Second, SMD for the duration of the follow-up period variable was 0.122, slightly larger than that of other socioeconomic variables (threshold = 0.1) in the PS matching analysis, which may have affected the matching results (Fig. 2). The earlier orthodontic treatment starts in one’s life, the greater the total dental expenditure. For this reason, this study used the duration variable in the PS matching analysis.

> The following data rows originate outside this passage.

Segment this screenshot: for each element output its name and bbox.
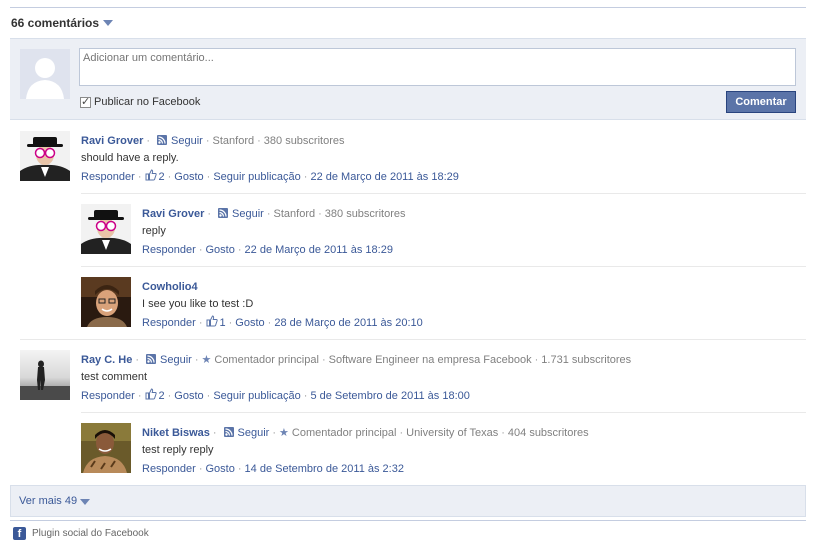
star-icon: ★ [201, 354, 212, 366]
thumb-up-icon [145, 169, 157, 181]
reply-link[interactable]: Responder [81, 171, 135, 183]
rss-icon [223, 427, 234, 438]
view-more-label: Ver mais 49 [19, 495, 78, 507]
reply-link[interactable]: Responder [142, 463, 196, 475]
author-name[interactable]: Ravi Grover [81, 135, 143, 147]
rss-icon [157, 135, 168, 146]
timestamp[interactable]: 22 de Março de 2011 às 18:29 [245, 244, 393, 256]
bottom-rule [10, 520, 806, 521]
avatar[interactable] [81, 277, 131, 327]
comment-count-label: 66 comentários [11, 16, 100, 30]
comment-input[interactable] [79, 48, 796, 86]
author-name[interactable]: Cowholio4 [142, 281, 198, 293]
subscriber-count: 404 subscritores [507, 427, 589, 439]
star-icon: ★ [279, 427, 289, 439]
timestamp[interactable]: 22 de Março de 2011 às 18:29 [310, 171, 458, 183]
top-rule [10, 7, 806, 8]
rss-icon [146, 354, 157, 365]
avatar[interactable] [20, 350, 70, 400]
reply-link[interactable]: Responder [142, 317, 196, 329]
follow-post-link[interactable]: Seguir publicação [213, 171, 300, 183]
follow-link[interactable]: Seguir [232, 208, 264, 220]
author-org: University of Texas [406, 427, 499, 439]
divider [81, 193, 806, 194]
caret-down-icon [80, 499, 90, 505]
thumb-up-icon [145, 388, 157, 400]
comment-text: reply [142, 225, 166, 237]
publish-label: Publicar no Facebook [94, 96, 201, 108]
rss-icon [218, 208, 229, 219]
comment-count-dropdown[interactable]: 66 comentários [11, 16, 114, 30]
comment-text: I see you like to test :D [142, 298, 254, 310]
like-link[interactable]: Gosto [235, 317, 264, 329]
caret-down-icon [103, 19, 114, 26]
like-count[interactable]: 2 [159, 390, 165, 402]
subscriber-count: 380 subscritores [324, 208, 406, 220]
like-link[interactable]: Gosto [174, 171, 203, 183]
comment-text: test reply reply [142, 444, 214, 456]
plugin-label: Plugin social do Facebook [32, 528, 149, 539]
plugin-footer[interactable]: f Plugin social do Facebook [13, 527, 149, 540]
timestamp[interactable]: 14 de Setembro de 2011 às 2:32 [245, 463, 404, 475]
avatar[interactable] [20, 131, 70, 181]
subscriber-count: 1.731 subscritores [541, 354, 632, 366]
top-commenter-badge: Comentador principal [214, 354, 319, 366]
reply-link[interactable]: Responder [81, 390, 135, 402]
like-link[interactable]: Gosto [174, 390, 203, 402]
author-name[interactable]: Ravi Grover [142, 208, 204, 220]
author-org: Software Engineer na empresa Facebook [328, 354, 532, 366]
like-link[interactable]: Gosto [206, 244, 235, 256]
timestamp[interactable]: 28 de Março de 2011 às 20:10 [274, 317, 422, 329]
avatar[interactable] [81, 423, 131, 473]
author-org: Stanford [212, 135, 255, 147]
author-name[interactable]: Ray C. He [81, 354, 132, 366]
comment-submit-button[interactable]: Comentar [726, 91, 796, 113]
subscriber-count: 380 subscritores [263, 135, 345, 147]
follow-link[interactable]: Seguir [171, 135, 203, 147]
avatar[interactable] [81, 204, 131, 254]
follow-link[interactable]: Seguir [238, 427, 270, 439]
divider [20, 339, 806, 340]
author-org: Stanford [273, 208, 316, 220]
divider [81, 266, 806, 267]
divider [81, 412, 806, 413]
thumb-up-icon [206, 315, 218, 327]
comment-composer: Publicar no Facebook Comentar [10, 38, 806, 120]
comment-text: test comment [81, 371, 148, 383]
view-more-button[interactable]: Ver mais 49 [10, 485, 806, 517]
top-commenter-badge: Comentador principal [291, 427, 397, 439]
follow-link[interactable]: Seguir [160, 354, 192, 366]
comment-text: should have a reply. [81, 152, 179, 164]
default-avatar [20, 49, 70, 99]
follow-post-link[interactable]: Seguir publicação [213, 390, 300, 402]
facebook-logo-icon: f [13, 527, 26, 540]
checkbox-checked-icon[interactable] [80, 95, 91, 108]
publish-to-facebook-toggle[interactable]: Publicar no Facebook [80, 95, 201, 108]
like-count[interactable]: 1 [220, 317, 226, 329]
like-link[interactable]: Gosto [206, 463, 235, 475]
reply-link[interactable]: Responder [142, 244, 196, 256]
timestamp[interactable]: 5 de Setembro de 2011 às 18:00 [310, 390, 469, 402]
author-name[interactable]: Niket Biswas [142, 427, 210, 439]
like-count[interactable]: 2 [159, 171, 165, 183]
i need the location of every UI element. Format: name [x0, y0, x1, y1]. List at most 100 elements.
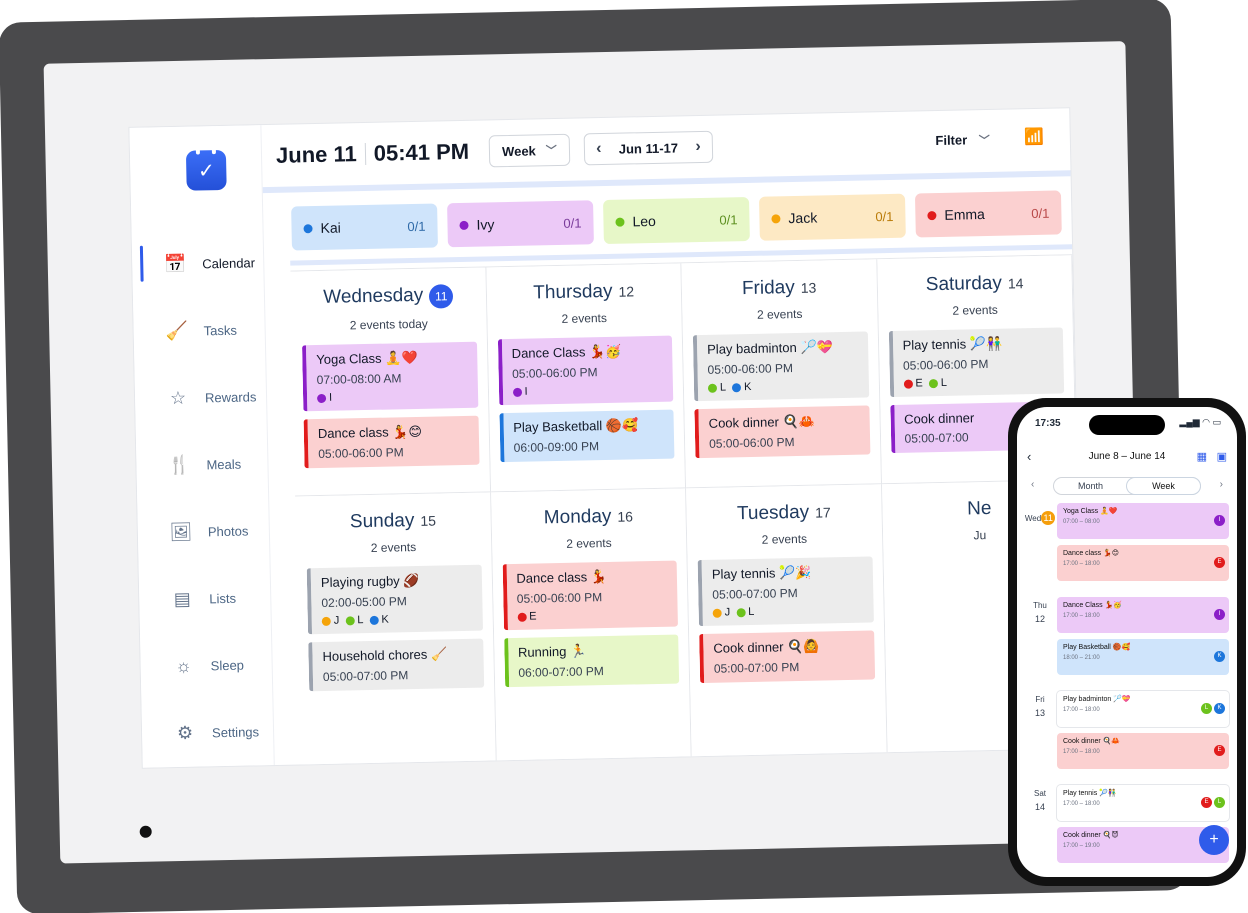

In addition, this study has some limitations stemming from the use of survey data. First, the OOP expenses in KHP data were coded based on the dental expenses received by the study participants. However, some receipts might have been dropped because of problems with some participants. Second, the dental treatment history or corresponding OOP expenses surveyed by the study participant do not reflect the objective and overall oral health status at that time. To overcome the lack of the information on baseline oral health status, this study designated the end point of orthodontic treatment as the starting point of follow-up. Moreover, the control group (non-OT) was selected by matching individuals with socioeconomic characteristics similar to those of the orthodontic treatment group.

Conclusions

Individuals’ experience of orthodontic treatment did not affect the increase or decrease in expenditures on dental treatment for the next two-eight years. Therefore, the effects of orthodontic treatment evaluated by dental care expenditures do not appear to contribute to either the improvement or the deterioration of oral health; this was similar to the findings of previous clinical studies. This study also found that in the group with unique demographic and socioeconomic characteristics for orthodontic treatment, higher equivalized household income was associated with lower OOP dental expenditures.